Our population deceleration is a debt crisis

The last time our population grew more slowly than it did the past decade was the decade following 1930, the slowest rate of growth since the Census Bureau began studying our population in 1790. While the Left may lament this as evidence of a lack of immigration and the Right may claim it proves we have a birthrate problem within our borders, there’s no question that this is a problem much greater than partisan politics.

Most crucially, our slowing population growth threatens to turn our impending national debt into an outright disaster.
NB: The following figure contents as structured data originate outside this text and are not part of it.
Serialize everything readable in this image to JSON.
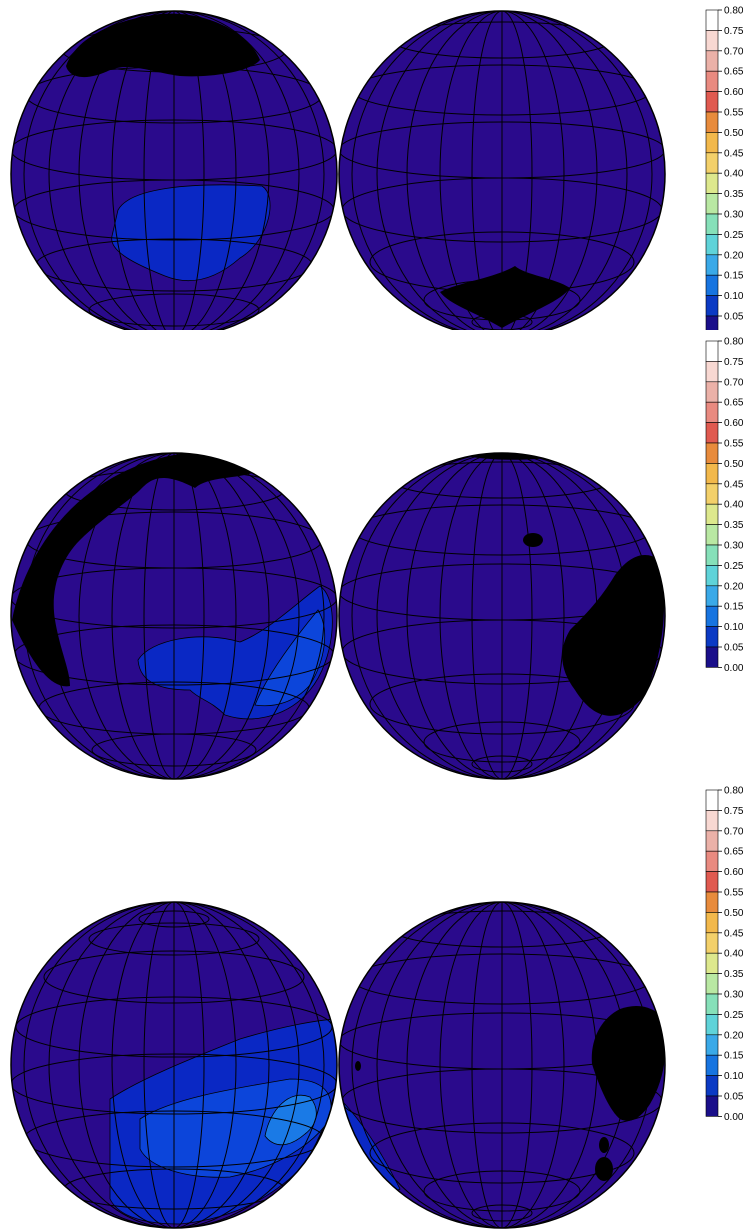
{
  "legend": {
    "labels": [
      "0.80",
      "0.75",
      "0.70",
      "0.65",
      "0.60",
      "0.55",
      "0.50",
      "0.45",
      "0.40",
      "0.35",
      "0.30",
      "0.25",
      "0.20",
      "0.15",
      "0.10",
      "0.05",
      "0.00"
    ],
    "colors": [
      "#ffffff",
      "#f8d8d2",
      "#ebb1a8",
      "#e98a80",
      "#e05a50",
      "#e88b3c",
      "#f2b84b",
      "#f3d06a",
      "#dde88d",
      "#b9e8a3",
      "#86e0b9",
      "#5fd3d9",
      "#3aa9e8",
      "#1774e0",
      "#0b3ac4",
      "#1a0f8a",
      "#2b0a8a"
    ]
  },
  "globe_colors": {
    "ocean": "#2a0a8c",
    "level_010": "#0a28c4",
    "level_015": "#0c45da",
    "level_020": "#1a7ae6",
    "land": "#000000",
    "grid": "#000000"
  },
  "panels": [
    {
      "id": "panel-1"
    },
    {
      "id": "panel-2"
    },
    {
      "id": "panel-3"
    }
  ]
}
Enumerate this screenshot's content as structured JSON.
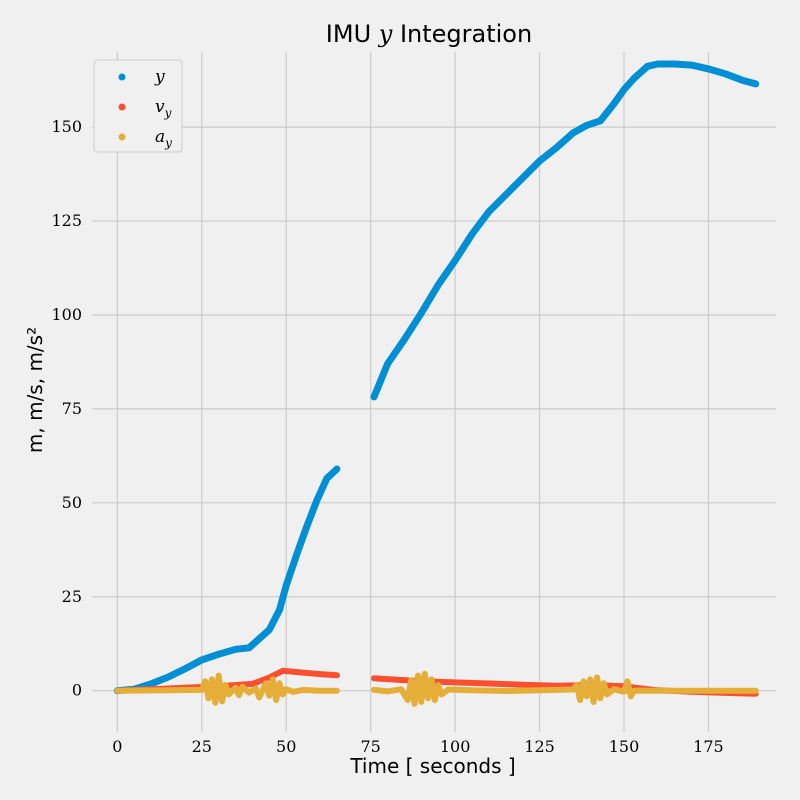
{
  "chart_data": {
    "type": "scatter",
    "title": "IMU y Integration",
    "xlabel": "Time [ seconds ]",
    "ylabel": "m, m/s, m/s²",
    "xlim": [
      -7.5,
      195
    ],
    "ylim": [
      -11,
      170
    ],
    "xticks": [
      0,
      25,
      50,
      75,
      100,
      125,
      150,
      175
    ],
    "yticks": [
      0,
      25,
      50,
      75,
      100,
      125,
      150
    ],
    "grid": true,
    "legend_position": "top-left",
    "series": [
      {
        "name": "y",
        "color": "#008fd5",
        "points": [
          [
            0,
            0
          ],
          [
            5,
            0.4
          ],
          [
            10,
            1.8
          ],
          [
            15,
            3.6
          ],
          [
            20,
            5.8
          ],
          [
            25,
            8.2
          ],
          [
            30,
            9.7
          ],
          [
            35,
            11.0
          ],
          [
            39,
            11.4
          ],
          [
            42,
            13.8
          ],
          [
            45,
            16.2
          ],
          [
            48,
            21.5
          ],
          [
            50,
            28
          ],
          [
            53,
            36
          ],
          [
            56,
            43.5
          ],
          [
            59,
            50.5
          ],
          [
            62,
            56.5
          ],
          [
            65,
            59
          ],
          null,
          [
            76,
            78.2
          ],
          [
            80,
            87
          ],
          [
            85,
            93.5
          ],
          [
            90,
            100.5
          ],
          [
            95,
            108
          ],
          [
            100,
            114.5
          ],
          [
            105,
            121.5
          ],
          [
            110,
            127.5
          ],
          [
            115,
            132
          ],
          [
            120,
            136.5
          ],
          [
            125,
            141
          ],
          [
            130,
            144.5
          ],
          [
            135,
            148.5
          ],
          [
            139,
            150.5
          ],
          [
            143,
            151.7
          ],
          [
            147,
            156.2
          ],
          [
            150,
            160
          ],
          [
            153,
            163
          ],
          [
            157,
            166.2
          ],
          [
            160,
            166.8
          ],
          [
            165,
            166.8
          ],
          [
            170,
            166.5
          ],
          [
            175,
            165.5
          ],
          [
            180,
            164.2
          ],
          [
            185,
            162.5
          ],
          [
            189,
            161.5
          ]
        ]
      },
      {
        "name": "v_y",
        "color": "#fc4f30",
        "points": [
          [
            0,
            0
          ],
          [
            10,
            0.4
          ],
          [
            20,
            0.8
          ],
          [
            30,
            1.2
          ],
          [
            40,
            1.8
          ],
          [
            45,
            3.5
          ],
          [
            49,
            5.3
          ],
          [
            55,
            4.8
          ],
          [
            60,
            4.4
          ],
          [
            65,
            4.1
          ],
          null,
          [
            76,
            3.3
          ],
          [
            90,
            2.5
          ],
          [
            100,
            2.2
          ],
          [
            110,
            1.9
          ],
          [
            120,
            1.6
          ],
          [
            130,
            1.3
          ],
          [
            140,
            1.5
          ],
          [
            150,
            1.2
          ],
          [
            155,
            0.6
          ],
          [
            160,
            0.1
          ],
          [
            170,
            -0.3
          ],
          [
            180,
            -0.6
          ],
          [
            189,
            -0.8
          ]
        ]
      },
      {
        "name": "a_y",
        "color": "#e5ae38",
        "points": [
          [
            0,
            0
          ],
          [
            15,
            0.1
          ],
          [
            25,
            0.2
          ],
          [
            26,
            2.5
          ],
          [
            27,
            -2
          ],
          [
            28,
            3
          ],
          [
            29,
            -3.2
          ],
          [
            30,
            4
          ],
          [
            31,
            -2.8
          ],
          [
            32,
            1.5
          ],
          [
            33,
            -1
          ],
          [
            35,
            0.8
          ],
          [
            36,
            -1.2
          ],
          [
            37,
            1
          ],
          [
            39,
            -0.5
          ],
          [
            41,
            0.6
          ],
          [
            42,
            -1.8
          ],
          [
            44,
            2
          ],
          [
            45,
            -1.3
          ],
          [
            46,
            3
          ],
          [
            47,
            -2.5
          ],
          [
            48,
            2
          ],
          [
            49,
            -1
          ],
          [
            50,
            0.4
          ],
          [
            52,
            -0.3
          ],
          [
            55,
            0.2
          ],
          [
            60,
            0
          ],
          [
            65,
            0
          ],
          null,
          [
            76,
            0.2
          ],
          [
            80,
            -0.2
          ],
          [
            84,
            0.4
          ],
          [
            86,
            -2.5
          ],
          [
            87,
            2.8
          ],
          [
            88,
            -3.5
          ],
          [
            89,
            4
          ],
          [
            90,
            -3
          ],
          [
            91,
            4.5
          ],
          [
            92,
            -2
          ],
          [
            93,
            3
          ],
          [
            94,
            -2.5
          ],
          [
            95,
            1.5
          ],
          [
            96,
            -1
          ],
          [
            98,
            0.3
          ],
          [
            105,
            0.1
          ],
          [
            115,
            -0.1
          ],
          [
            125,
            0.1
          ],
          [
            135,
            0.3
          ],
          [
            136,
            1.5
          ],
          [
            137,
            -2.5
          ],
          [
            138,
            2.5
          ],
          [
            139,
            -1.5
          ],
          [
            140,
            3
          ],
          [
            141,
            -3
          ],
          [
            142,
            3.5
          ],
          [
            143,
            -2
          ],
          [
            144,
            2
          ],
          [
            145,
            -1
          ],
          [
            147,
            0.4
          ],
          [
            150,
            -0.3
          ],
          [
            151,
            2.5
          ],
          [
            152,
            -1.5
          ],
          [
            153,
            0
          ],
          [
            160,
            0
          ],
          [
            170,
            0
          ],
          [
            180,
            0
          ],
          [
            189,
            0
          ]
        ]
      }
    ]
  }
}
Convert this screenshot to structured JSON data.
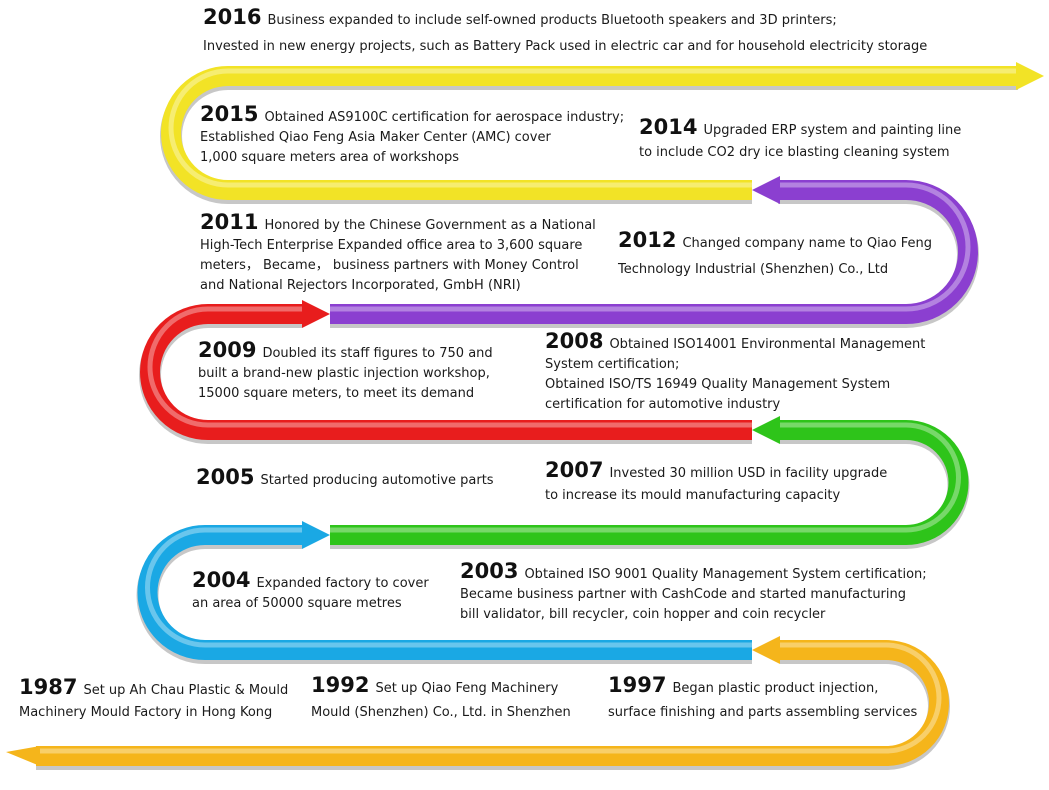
{
  "colors": {
    "yellow": "#f2e326",
    "purple": "#8b3fd0",
    "red": "#e81d1d",
    "green": "#2ec41a",
    "blue": "#1aa8e4",
    "orange": "#f5b51b"
  },
  "events": [
    {
      "year": "2016",
      "l1": "Business expanded to include self-owned products Bluetooth speakers and 3D printers;",
      "l2": "Invested in new energy projects, such as Battery Pack used in electric car and for household electricity storage",
      "l3": "",
      "l4": ""
    },
    {
      "year": "2015",
      "l1": "Obtained AS9100C certification for aerospace industry;",
      "l2": "Established Qiao Feng Asia Maker Center (AMC) cover",
      "l3": "1,000 square meters area of workshops",
      "l4": ""
    },
    {
      "year": "2014",
      "l1": "Upgraded ERP system and painting line",
      "l2": "to include CO2 dry ice blasting cleaning system",
      "l3": "",
      "l4": ""
    },
    {
      "year": "2012",
      "l1": "Changed company name to Qiao Feng",
      "l2": "Technology Industrial (Shenzhen) Co., Ltd",
      "l3": "",
      "l4": ""
    },
    {
      "year": "2011",
      "l1": "Honored by the Chinese Government as a National",
      "l2": "High-Tech Enterprise Expanded office area to 3,600 square",
      "l3": "meters， Became， business partners with Money Control",
      "l4": "and National Rejectors Incorporated, GmbH (NRI)"
    },
    {
      "year": "2009",
      "l1": "Doubled its staff figures to 750 and",
      "l2": "built a brand-new plastic injection workshop,",
      "l3": "15000 square meters, to meet its demand",
      "l4": ""
    },
    {
      "year": "2008",
      "l1": "Obtained ISO14001 Environmental Management",
      "l2": "System certification;",
      "l3": "Obtained ISO/TS 16949 Quality Management System",
      "l4": "certification for automotive industry"
    },
    {
      "year": "2007",
      "l1": "Invested 30 million USD in facility upgrade",
      "l2": "to increase its mould manufacturing capacity",
      "l3": "",
      "l4": ""
    },
    {
      "year": "2005",
      "l1": "Started producing automotive parts",
      "l2": "",
      "l3": "",
      "l4": ""
    },
    {
      "year": "2004",
      "l1": "Expanded factory to cover",
      "l2": "an area of 50000 square metres",
      "l3": "",
      "l4": ""
    },
    {
      "year": "2003",
      "l1": "Obtained ISO 9001 Quality Management System certification;",
      "l2": "Became business partner with CashCode and started manufacturing",
      "l3": "bill validator, bill recycler, coin hopper and coin recycler",
      "l4": ""
    },
    {
      "year": "1997",
      "l1": "Began plastic product injection,",
      "l2": "surface finishing and parts assembling services",
      "l3": "",
      "l4": ""
    },
    {
      "year": "1992",
      "l1": "Set up Qiao Feng Machinery",
      "l2": "Mould (Shenzhen) Co., Ltd. in Shenzhen",
      "l3": "",
      "l4": ""
    },
    {
      "year": "1987",
      "l1": "Set up Ah Chau Plastic & Mould",
      "l2": "Machinery Mould Factory in Hong Kong",
      "l3": "",
      "l4": ""
    }
  ]
}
The primary drivers behind our exploding deficit are Social Security and our federal healthcare spending, most significantly Medicare. Our debt-to-GDP ratio is already the highest since World War II, and by 2051, the nonpartisan Congressional Budget Office estimates that our annual national debt will be twice as large as our gross domestic product. By then, our annual spending on interest on our national debt will eat up 9% of our annual economic output.

Monetary doves aren’t wrong that we can afford for a while to take on more debt while interest rates remain near zero. Still, caution is needed. It’s already evident that a decade of unusually low interest rates, economic growth hampered by coronavirus-era lockdowns, and a bipartisan federal spending spree have created a perfect storm for the sort of inflation that wipes out savings and purchasing power and drives out the investment required for economic growth.

Absent the sorely needed reform to Social Security, explicitly a Ponzi scheme, and the fraud that is Medicare, taming our national debt requires some combination of an above replacement birth rate and more immigration. Unfortunately, we’re trending in reverse.

In 1960, Social Security relied on five workers for every single beneficiary. For the next few decades, there were just three workers for every beneficiary. By 2010, there were fewer than three workers per recipient, and by the time the program is projected to become insolvent in 2035, we’ll rely on a mere 2.3 workers per beneficiary. Given that Social Security and Medicare are both generational wealth transfers, we have two options to fund it given our current reality: Tax our existing working population even more than we already do, or increase the working population. Otherwise, we will reach a point at which we cannot pay off our interest, which would create a cataclysmic credit crisis.

Of course, we could always slow the spending by enacting the sort of bipartisan reform that would prevent this problem in the future, but until then, we need more workers contributing to our economic output and our tax revenue.